Pour sa tournée 2026, l'ovni Thylacine fait voyager les sens

le 27 mars 2026 - 15h17

Nous étions au concert de Thylacine ce 26 mars 2026 (la musique de la série Ovni(s), c'est lui). Les frissons, mais aussi les mouvements incontrôlés de tous nos membres, étaient au rendez-vous.

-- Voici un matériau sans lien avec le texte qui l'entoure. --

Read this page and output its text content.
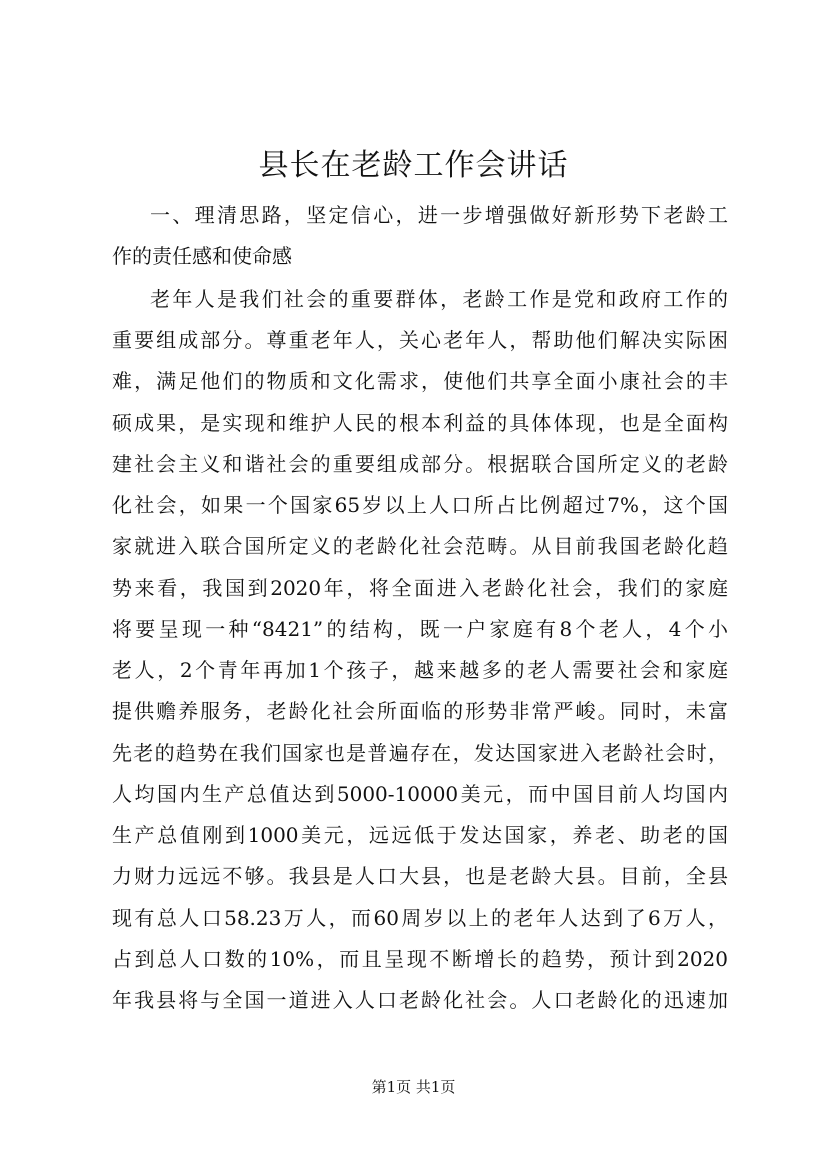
县长在老龄工作会讲话
一、理清思路，坚定信心，进一步增强做好新形势下老龄工
作的责任感和使命感
老年人是我们社会的重要群体，老龄工作是党和政府工作的
重要组成部分。尊重老年人，关心老年人，帮助他们解决实际困
难，满足他们的物质和文化需求，使他们共享全面小康社会的丰
硕成果，是实现和维护人民的根本利益的具体体现，也是全面构
建社会主义和谐社会的重要组成部分。根据联合国所定义的老龄
化社会，如果一个国家65岁以上人口所占比例超过7%，这个国
家就进入联合国所定义的老龄化社会范畴。从目前我国老龄化趋
势来看，我国到2020年，将全面进入老龄化社会，我们的家庭
将要呈现一种“8421”的结构，既一户家庭有8个老人，4个小
老人，2个青年再加1个孩子，越来越多的老人需要社会和家庭
提供赡养服务，老龄化社会所面临的形势非常严峻。同时，未富
先老的趋势在我们国家也是普遍存在，发达国家进入老龄社会时，
人均国内生产总值达到5000-10000美元，而中国目前人均国内
生产总值刚到1000美元，远远低于发达国家，养老、助老的国
力财力远远不够。我县是人口大县，也是老龄大县。目前，全县
现有总人口58.23万人，而60周岁以上的老年人达到了6万人，
占到总人口数的10%，而且呈现不断增长的趋势，预计到2020
年我县将与全国一道进入人口老龄化社会。人口老龄化的迅速加
第1页 共1页
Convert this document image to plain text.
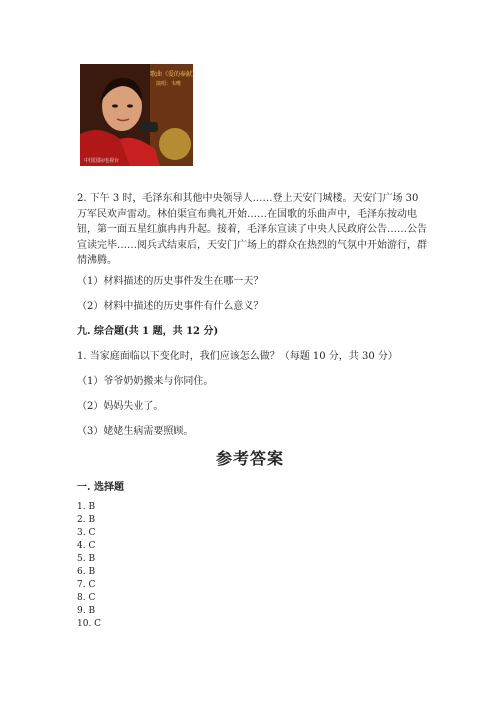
歌曲《爱的奉献》
演唱：韦唯
中国国际电视台
2. 下午 3 时，毛泽东和其他中央领导人……登上天安门城楼。天安门广场 30 万军民欢声雷动。林伯渠宣布典礼开始……在国歌的乐曲声中，毛泽东按动电钮，第一面五星红旗冉冉升起。接着，毛泽东宣读了中央人民政府公告……公告宣读完毕……阅兵式结束后，天安门广场上的群众在热烈的气氛中开始游行，群情沸腾。
（1）材料描述的历史事件发生在哪一天？
（2）材料中描述的历史事件有什么意义？
九. 综合题(共 1 题，共 12 分)
1. 当家庭面临以下变化时，我们应该怎么做？（每题 10 分，共 30 分）
（1）爷爷奶奶搬来与你同住。
（2）妈妈失业了。
（3）姥姥生病需要照顾。
参考答案
一. 选择题
1. B
2. B
3. C
4. C
5. B
6. B
7. C
8. C
9. B
10. C
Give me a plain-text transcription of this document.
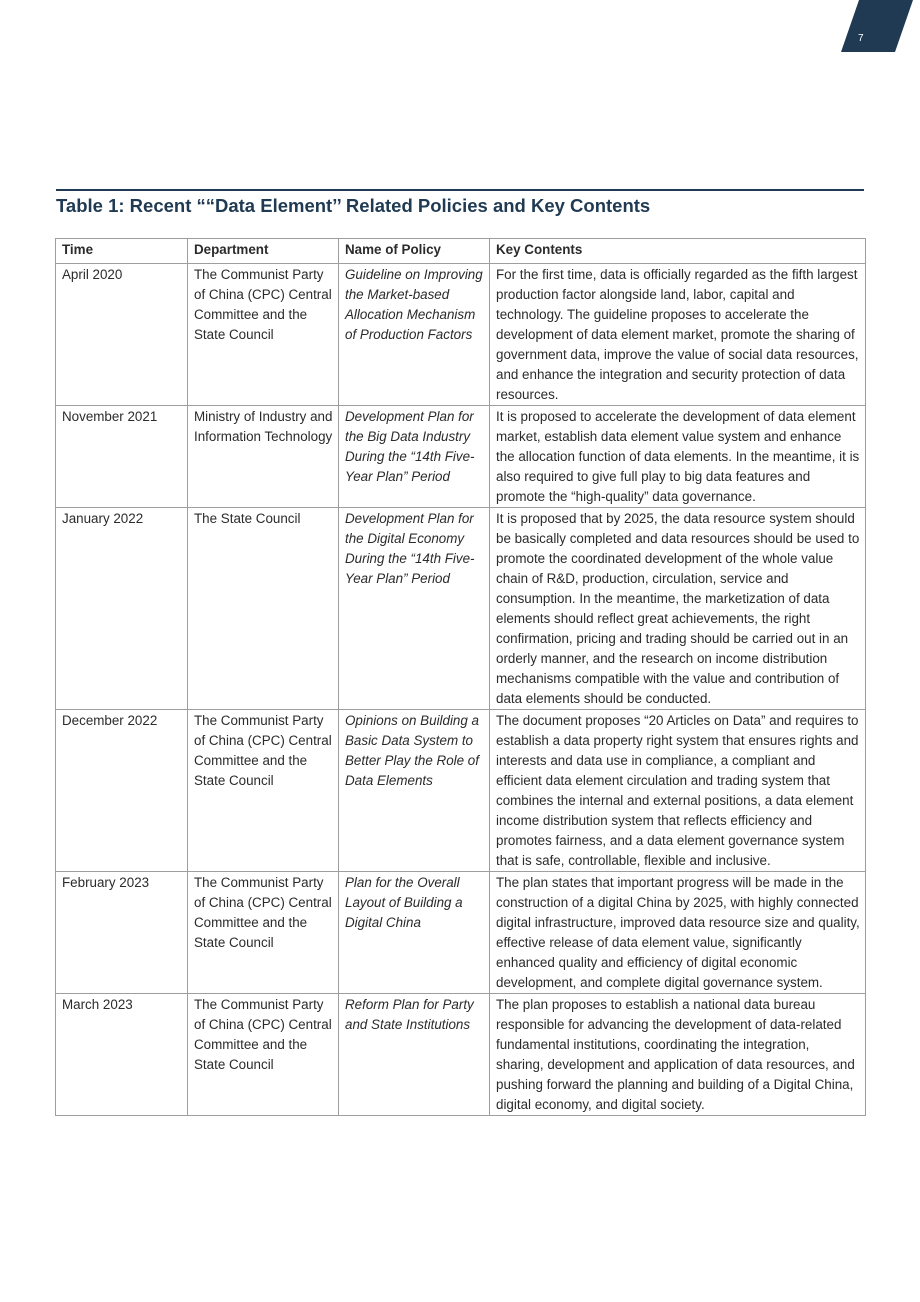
7
Table 1: Recent ““Data Element’’ Related Policies and Key Contents
Time	Department	Name of Policy	Key Contents
April 2020	The Communist Party of China (CPC) Central Committee and the State Council	Guideline on Improving the Market-based Allocation Mechanism of Production Factors	For the first time, data is officially regarded as the fifth largest production factor alongside land, labor, capital and technology. The guideline proposes to accelerate the development of data element market, promote the sharing of government data, improve the value of social data resources, and enhance the integration and security protection of data resources.
November 2021	Ministry of Industry and Information Technology	Development Plan for the Big Data Industry During the “14th Five-Year Plan” Period	It is proposed to accelerate the development of data element market, establish data element value system and enhance the allocation function of data elements. In the meantime, it is also required to give full play to big data features and promote the “high-quality” data governance.
January 2022	The State Council	Development Plan for the Digital Economy During the “14th Five-Year Plan” Period	It is proposed that by 2025, the data resource system should be basically completed and data resources should be used to promote the coordinated development of the whole value chain of R&D, production, circulation, service and consumption. In the meantime, the marketization of data elements should reflect great achievements, the right confirmation, pricing and trading should be carried out in an orderly manner, and the research on income distribution mechanisms compatible with the value and contribution of data elements should be conducted.
December 2022	The Communist Party of China (CPC) Central Committee and the State Council	Opinions on Building a Basic Data System to Better Play the Role of Data Elements	The document proposes “20 Articles on Data” and requires to establish a data property right system that ensures rights and interests and data use in compliance, a compliant and efficient data element circulation and trading system that combines the internal and external positions, a data element income distribution system that reflects efficiency and promotes fairness, and a data element governance system that is safe, controllable, flexible and inclusive.
February 2023	The Communist Party of China (CPC) Central Committee and the State Council	Plan for the Overall Layout of Building a Digital China	The plan states that important progress will be made in the construction of a digital China by 2025, with highly connected digital infrastructure, improved data resource size and quality, effective release of data element value, significantly enhanced quality and efficiency of digital economic development, and complete digital governance system.
March 2023	The Communist Party of China (CPC) Central Committee and the State Council	Reform Plan for Party and State Institutions	The plan proposes to establish a national data bureau responsible for advancing the development of data-related fundamental institutions, coordinating the integration, sharing, development and application of data resources, and pushing forward the planning and building of a Digital China, digital economy, and digital society.
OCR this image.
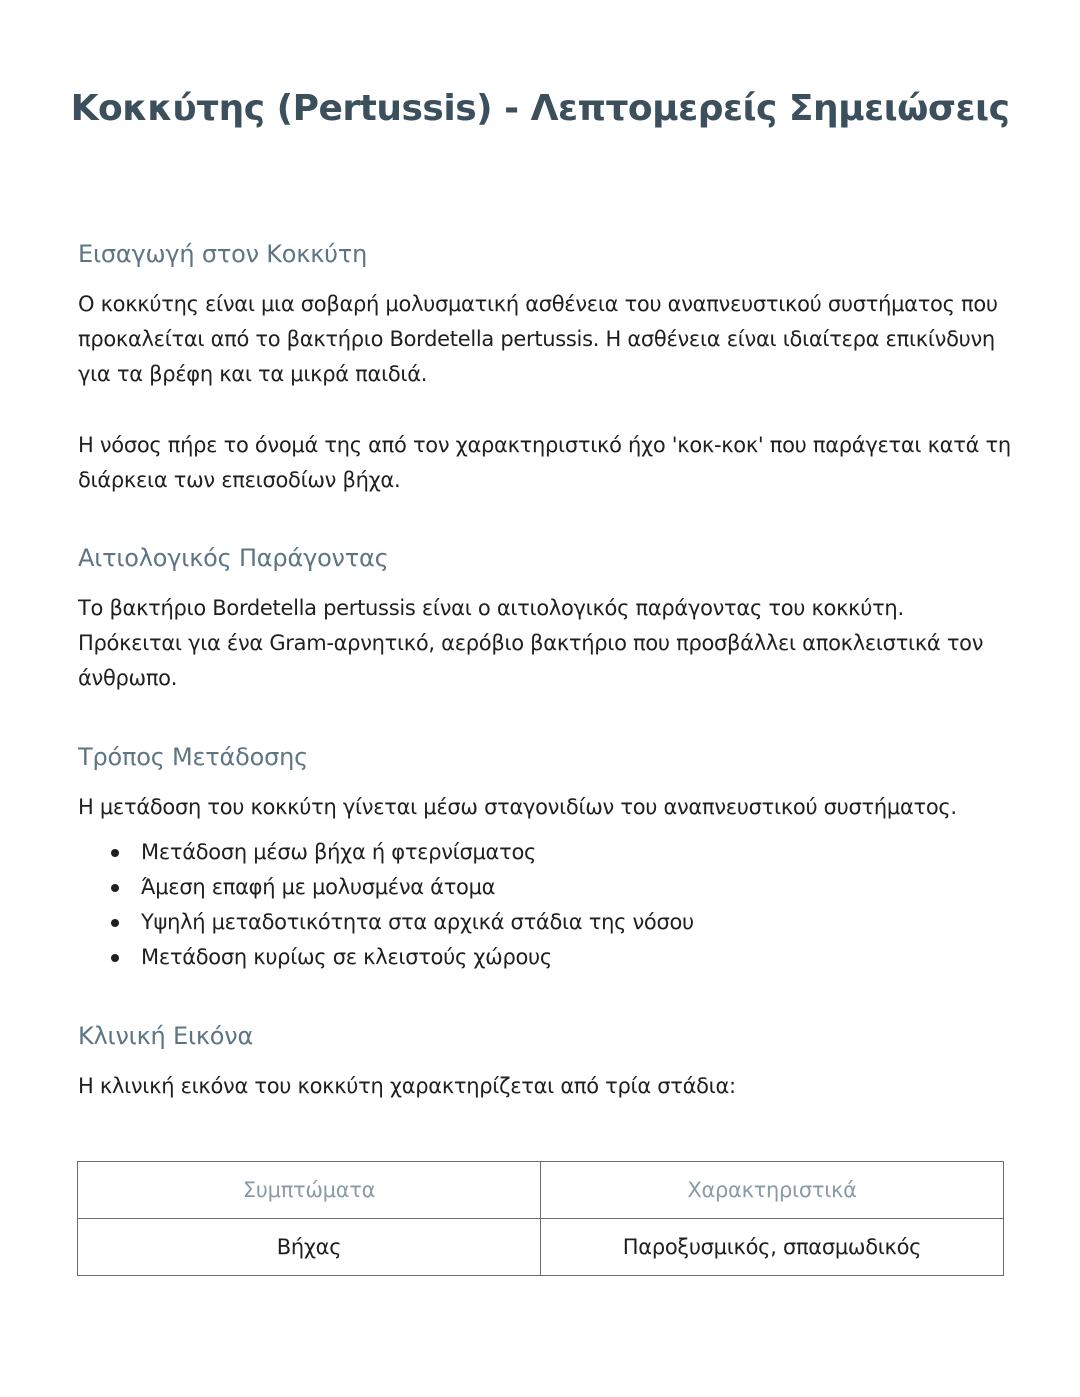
Κοκκύτης (Pertussis) - Λεπτομερείς Σημειώσεις
Εισαγωγή στον Κοκκύτη

Ο κοκκύτης είναι μια σοβαρή μολυσματική ασθένεια του αναπνευστικού συστήματος που προκαλείται από το βακτήριο Bordetella pertussis. Η ασθένεια είναι ιδιαίτερα επικίνδυνη για τα βρέφη και τα μικρά παιδιά.

Η νόσος πήρε το όνομά της από τον χαρακτηριστικό ήχο 'κοκ-κοκ' που παράγεται κατά τη διάρκεια των επεισοδίων βήχα.

Αιτιολογικός Παράγοντας

Το βακτήριο Bordetella pertussis είναι ο αιτιολογικός παράγοντας του κοκκύτη. Πρόκειται για ένα Gram-αρνητικό, αερόβιο βακτήριο που προσβάλλει αποκλειστικά τον άνθρωπο.

Τρόπος Μετάδοσης

Η μετάδοση του κοκκύτη γίνεται μέσω σταγονιδίων του αναπνευστικού συστήματος.

Μετάδοση μέσω βήχα ή φτερνίσματος
Άμεση επαφή με μολυσμένα άτομα
Υψηλή μεταδοτικότητα στα αρχικά στάδια της νόσου
Μετάδοση κυρίως σε κλειστούς χώρους
Κλινική Εικόνα

Η κλινική εικόνα του κοκκύτη χαρακτηρίζεται από τρία στάδια:

Συμπτώματα	Χαρακτηριστικά
Βήχας	Παροξυσμικός, σπασμωδικός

Après une période ambitieuse qui s'est traduite par un orchestre philharmonique sur scène à ses côtés, pour son dernier album et sa nouvelle tournée, l'artiste Thylacine est revenu à quelque chose d'un peu plus modéré. L'Angevin, qui mêle toujours électronique chill et musique du monde dans son Roads Vol.3 enregistré sur les routes de Namibie, était de passage à la Halle Tony Garnier de Lyon pour sa tournée 2026. Nous y étions (encore, quand on aime on ne compte pas).

 


Toujours accompagné sur scène par le pianiste Bravinsan, William Rezé de son vrai nom n'a pourtant pas fait les choses à moitié pour ce retour sur scène. Impossible d'entrée de concert de ne pas être époustouflé par le système en place pour assurer une grande partie de la scénographie : une vingtaine de colonnes pivotantes qui vont du sol au plafond de la scène.

 


Celles-ci permettent tantôt de faire office d'éclairages individuels sobres mais efficaces, tantôt d'écran géant où chaque colonne fait partie d'une grande image fragmentée. Le résultat est saisissant, surtout quand de belles images des voyages de l'artiste sont là pour accompagner sa musique comme dans ses clips. Le reste de la lumière, timide en début de show, se dévoile davantage dans la seconde moitié. Classique mais parfait pour accompagner la musique.

 


Plus loin que la nuit et le jour

D'autant que pour cette tournée, Thylacine a visiblement décidé de faire monter les décibels. Dans sa setlist très équilibrée entre nouveautés et classiques, les beaux morceaux posés sont vite rattrapés par des titres aux versions plus énervées que sur l'album. C'est une très bonne chose, les arrangements apportent une vraie plus-value au spectacle sans pour autant trahir la piste originale.

 


Si les passages au saxophone et autre saz (luths à manche long) sont évidemment là pour donner des frissons et faire partir le spectateur très loin dans les nuages, William passe beaucoup de temps sur sa platine. C'est l'occasion pour lui de s'amuser régulièrement à envoyer quelques passages assez lourds et dynamiques en direction du public. C'est notamment le cas durant les transitions entre les pistes, vrai argument de concert là encore, quitte à bousculer les personnes qui préfèrent ses morceaux les plus chill. L'artiste, toujours visiblement heureux d'être là, interagit également juste ce qu'il faut avec le public en lâchant quelques anecdotes sans trop monopoliser le temps des spectateurs.

 


Après 1h30 de concert -une durée raisonnable qu'on aurait bien allongée de 2/3 pistes, merci de rendre Pleyel-, nous voilà réconciliés avec la Halle Tony Garnier, dont la qualité du son n'est pas toujours au rendez-vous. En tout cas, Thylacine et son équipe ont fait un travail impeccable pour élever leur musique dans une salle aussi belle que complexe à gérer. Si vous n'avez pas le budget pour partir à l'autre bout du monde, offrez-vous un billet pour son concert et vous ne serez pas déçu du voyage.